References and Implementation Notes
ERSA has its own code at www.hufflab.org but the site was down when I last checked. The code that follows is an interpretation of the ERSA theory written in Python. Alternatively, https://github.com/rmunoz12/ersa looks promising, but I haven't used it yet.
ERSA 1: https://genome.cshlp.org/content/21/5/768.full
ERSA 2: https://journals.plos.org/plosgenetics/article?id=10.1371/journal.pgen.1004144
Summary
The ERSA alternative hypothesis provides a comprehensive framework for modeling IBD patterns under recent shared ancestry.
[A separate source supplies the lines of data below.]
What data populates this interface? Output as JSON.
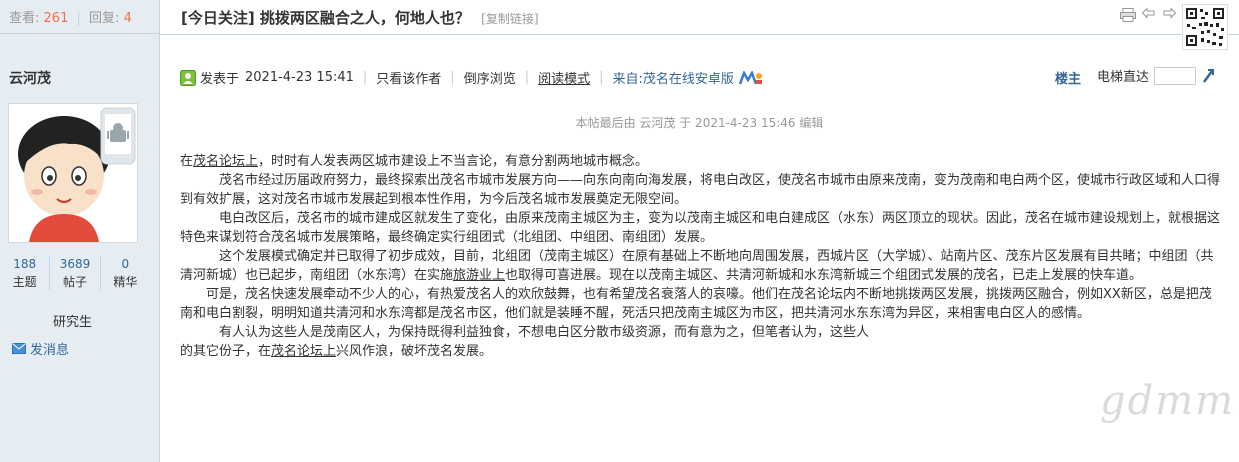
{
  "sidebar": {
    "views_label": "查看:",
    "views_count": "261",
    "divider": "|",
    "replies_label": "回复:",
    "replies_count": "4",
    "author": "云河茂",
    "stats": [
      {
        "value": "188",
        "label": "主题"
      },
      {
        "value": "3689",
        "label": "帖子"
      },
      {
        "value": "0",
        "label": "精华"
      }
    ],
    "rank": "研究生",
    "send_message": "发消息"
  },
  "thread": {
    "title": "[今日关注] 挑拨两区融合之人，何地人也？",
    "copy_link": "[复制链接]"
  },
  "post": {
    "posted_label": "发表于",
    "posted_time": "2021-4-23 15:41",
    "sep": "|",
    "author_only": "只看该作者",
    "reverse": "倒序浏览",
    "read_mode": "阅读模式",
    "source": "来自:茂名在线安卓版",
    "floor": "楼主",
    "jump_label": "电梯直达",
    "edited_note": "本帖最后由 云河茂 于 2021-4-23 15:46 编辑",
    "paragraphs": {
      "p1_a": "在",
      "p1_link": "茂名论坛上",
      "p1_b": "，时时有人发表两区城市建设上不当言论，有意分割两地城市概念。",
      "p2": "　　　茂名市经过历届政府努力，最终探索出茂名市城市发展方向——向东向南向海发展，将电白改区，使茂名市城市由原来茂南，变为茂南和电白两个区，使城市行政区域和人口得到有效扩展，这对茂名市城市发展起到根本性作用，为今后茂名城市发展奠定无限空间。",
      "p3": "　　　电白改区后，茂名市的城市建成区就发生了变化，由原来茂南主城区为主，变为以茂南主城区和电白建成区（水东）两区顶立的现状。因此，茂名在城市建设规划上，就根据这特色来谋划符合茂名城市发展策略，最终确定实行组团式（北组团、中组团、南组团）发展。",
      "p4_a": "　　　这个发展模式确定并已取得了初步成效，目前，北组团（茂南主城区）在原有基础上不断地向周围发展，西城片区（大学城）、站南片区、茂东片区发展有目共睹；中组团（共清河新城）也已起步，南组团（水东湾）在实施",
      "p4_link": "旅游业上",
      "p4_b": "也取得可喜进展。现在以茂南主城区、共清河新城和水东湾新城三个组团式发展的茂名，已走上发展的快车道。",
      "p5": "　　可是，茂名快速发展牵动不少人的心，有热爱茂名人的欢欣鼓舞，也有希望茂名衰落人的哀嚎。他们在茂名论坛内不断地挑拨两区发展，挑拨两区融合，例如XX新区，总是把茂南和电白割裂，明明知道共清河和水东湾都是茂名市区，他们就是装睡不醒，死活只把茂南主城区为市区，把共清河水东东湾为异区，来相害电白区人的感情。",
      "p6_a": "　　　有人认为这些人是茂南区人，为保持既得利益独食，不想电白区分散市级资源，而有意为之，但笔者认为，这些人",
      "p6_b": "的其它份子，在",
      "p6_link": "茂名论坛上",
      "p6_c": "兴风作浪，破坏茂名发展。"
    }
  },
  "watermark": "gdmm.com",
  "colors": {
    "accent": "#336699",
    "count": "#f26c4f",
    "sidebar_bg": "#e5edf2",
    "border": "#c2d5e3"
  }
}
Key components include:
- Dual-source model: Segments from recent ancestry (longer, more numerous) and population background (shorter, fewer)
- Poisson segment counts: Expected number depends on relationship parameters and detection threshold
- Exponential segment lengths: Truncated distributions conditioned on minimum detectable length
- Optimal partitioning: Longest segments attributed to recent ancestry, shortest to background
- Maximum likelihood estimation: Finding the relationship parameters that best explain observed data
This framework enables quantitative relationship inference by comparing the alternative hypothesis likelihood with the null hypothesis, providing statistical evidence for specific genealogical relationships based on patterns of IBD segment sharing.